Em dezembro de 2018, quando vieram a público os depósitos de R$ 24 mil feitos por Fabrício Queiroz na conta da primeira-dama Michele Bolsonaro, o presidente Jair Bolsonaro deu uma explicação que só parava em pé para seus seguidores. Disse que o dinheiro era parte de um empréstimo feito a Queiroz (sem registro) e que o depósito fora feito na conta de Michelle porque ele não tinha tempo de ir ao banco no Rio de Janeiro.
A justificativa não fazia sentido, mas, como o foco era o senador Flávio Bolsonaro, acusado de ficar com parte dos salários de seus assessores na Assembleia do Rio de Janeiro, da história mirabolante restou apenas o apelido “Micheque”, nas redes sociais.
Passados 20 meses, a revista Crusoé teve acesso à quebra do sigilo bancário de Queiroz e descobriu que os depósitos somam R$ 72 mil entre 2011 e 2018. O relatório do Coaf só mostrava a movimentação de 2017 e 2018.
À época, Bolsonaro até debochou dos R$ 24 mil. Disse que apareceriam outros depósitos, porque o empréstimo feito a Queiroz era de R$ 40 mil. Agora, os extratos revelados pela revista mostram que a conta de Michelle recebeu pelo menos 21 cheques de Queiroz. Pelo valor dos depósitos, tem cheiro de mesada: foram três cheques de R$ 3 mil em 2011, seis do mesmo valor em 2012 e mais três de R$ 3 mil em 2013. Em 2016, foram mais nove depósitos, totalizando R$ 36 mil.
Além das transferências feitas por Queiroz à primeira-dama, a Folha de S.Paulo revelou que a mulher do ex-assessor, Márcia Aguiar, depositou pelo menos quatro cheques na conta de Michelle em 2011, no valor total de R$ 11 mil.

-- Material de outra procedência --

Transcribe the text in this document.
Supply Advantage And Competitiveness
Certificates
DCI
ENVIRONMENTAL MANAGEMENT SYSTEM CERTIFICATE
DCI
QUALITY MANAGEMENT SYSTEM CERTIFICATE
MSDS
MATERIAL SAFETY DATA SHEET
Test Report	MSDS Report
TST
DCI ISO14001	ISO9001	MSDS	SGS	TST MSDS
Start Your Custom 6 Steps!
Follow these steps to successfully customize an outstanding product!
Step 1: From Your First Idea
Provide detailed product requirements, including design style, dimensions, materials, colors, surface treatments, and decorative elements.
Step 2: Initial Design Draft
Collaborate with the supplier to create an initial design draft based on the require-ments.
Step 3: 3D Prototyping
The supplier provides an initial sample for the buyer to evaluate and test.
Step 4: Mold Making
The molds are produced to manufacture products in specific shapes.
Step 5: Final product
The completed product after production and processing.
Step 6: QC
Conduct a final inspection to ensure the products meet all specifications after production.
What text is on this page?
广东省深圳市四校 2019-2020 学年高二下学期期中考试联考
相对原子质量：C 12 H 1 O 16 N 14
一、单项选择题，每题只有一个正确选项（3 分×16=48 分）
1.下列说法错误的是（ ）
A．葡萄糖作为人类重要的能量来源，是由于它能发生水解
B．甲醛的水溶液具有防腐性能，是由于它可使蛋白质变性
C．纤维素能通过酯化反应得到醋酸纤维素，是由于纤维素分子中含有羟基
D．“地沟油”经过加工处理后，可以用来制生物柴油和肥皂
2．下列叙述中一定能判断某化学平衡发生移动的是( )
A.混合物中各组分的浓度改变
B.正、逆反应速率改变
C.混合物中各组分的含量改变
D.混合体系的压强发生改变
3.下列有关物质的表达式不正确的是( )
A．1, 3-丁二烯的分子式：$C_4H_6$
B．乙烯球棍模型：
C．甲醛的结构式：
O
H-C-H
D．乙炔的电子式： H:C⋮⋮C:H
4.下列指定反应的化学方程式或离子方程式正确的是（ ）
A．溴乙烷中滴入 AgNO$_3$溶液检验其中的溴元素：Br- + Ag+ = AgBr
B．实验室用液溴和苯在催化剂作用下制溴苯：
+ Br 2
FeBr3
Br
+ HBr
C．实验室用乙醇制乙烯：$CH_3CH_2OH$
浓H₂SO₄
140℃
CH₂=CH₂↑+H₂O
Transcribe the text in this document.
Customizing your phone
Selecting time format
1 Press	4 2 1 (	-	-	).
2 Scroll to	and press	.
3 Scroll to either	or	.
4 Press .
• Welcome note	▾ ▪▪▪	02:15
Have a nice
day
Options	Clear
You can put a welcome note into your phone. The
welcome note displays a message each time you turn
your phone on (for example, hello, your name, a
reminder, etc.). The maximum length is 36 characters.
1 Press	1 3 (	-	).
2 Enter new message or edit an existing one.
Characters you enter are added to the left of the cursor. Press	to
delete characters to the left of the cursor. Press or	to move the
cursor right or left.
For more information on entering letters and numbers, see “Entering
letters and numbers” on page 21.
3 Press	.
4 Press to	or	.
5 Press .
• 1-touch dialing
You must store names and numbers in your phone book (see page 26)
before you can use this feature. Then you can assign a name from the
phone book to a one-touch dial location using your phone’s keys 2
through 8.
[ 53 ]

A versão do empréstimo não para em pé porque a movimentação financeira de Queiroz no período investigado foi quase cinco vezes superior ao que recebeu de salário e aposentadoria. De 2007 a 2018, o ex-assessor recebeu em sua conta R$ 6,2 milhões. Desse total, só R$ 1,6 milhão eram referentes ao salário de assessor e à remuneração como PM da reserva. Queiroz e a mulher estão em prisão domiciliar.
Michelle não é investigada no esquema da rachadinha, mas os depósitos lembram outro episódio da história do Brasil envolvendo uma primeira-dama. Trata-se de Rosane Collor, que teve contas pagas por Paulo César Farias, o PC, ex-tesoureiro de campanha do então marido, Fernando Collor. Veio a público que até roupas íntimas de Rosane foram pagas por PC.
As movimentações atípicas atingem um dos pilares do discurso de moralidade da família Bolsonaro, incompatível com as zonas de sombra que vão do emprego de funcionários fantasmas à evolução patrimonial incompatível com as receitas conhecidas, passando pela estranho hábito de pagar contas de valor elevado com dinheiro vivo.
Bolsonaro deve explicações ao país sobre os depósitos, já que foi ele quem apresentou a outra versão sobre os cheques repassados por Queiroz a Michelle. Os depósitos não são fato isolado. A investigação já descobriu que Queiroz também pagou contas pessoais da família de Flávio, incluindo plano de saúde e mensalidade da escola das filhas.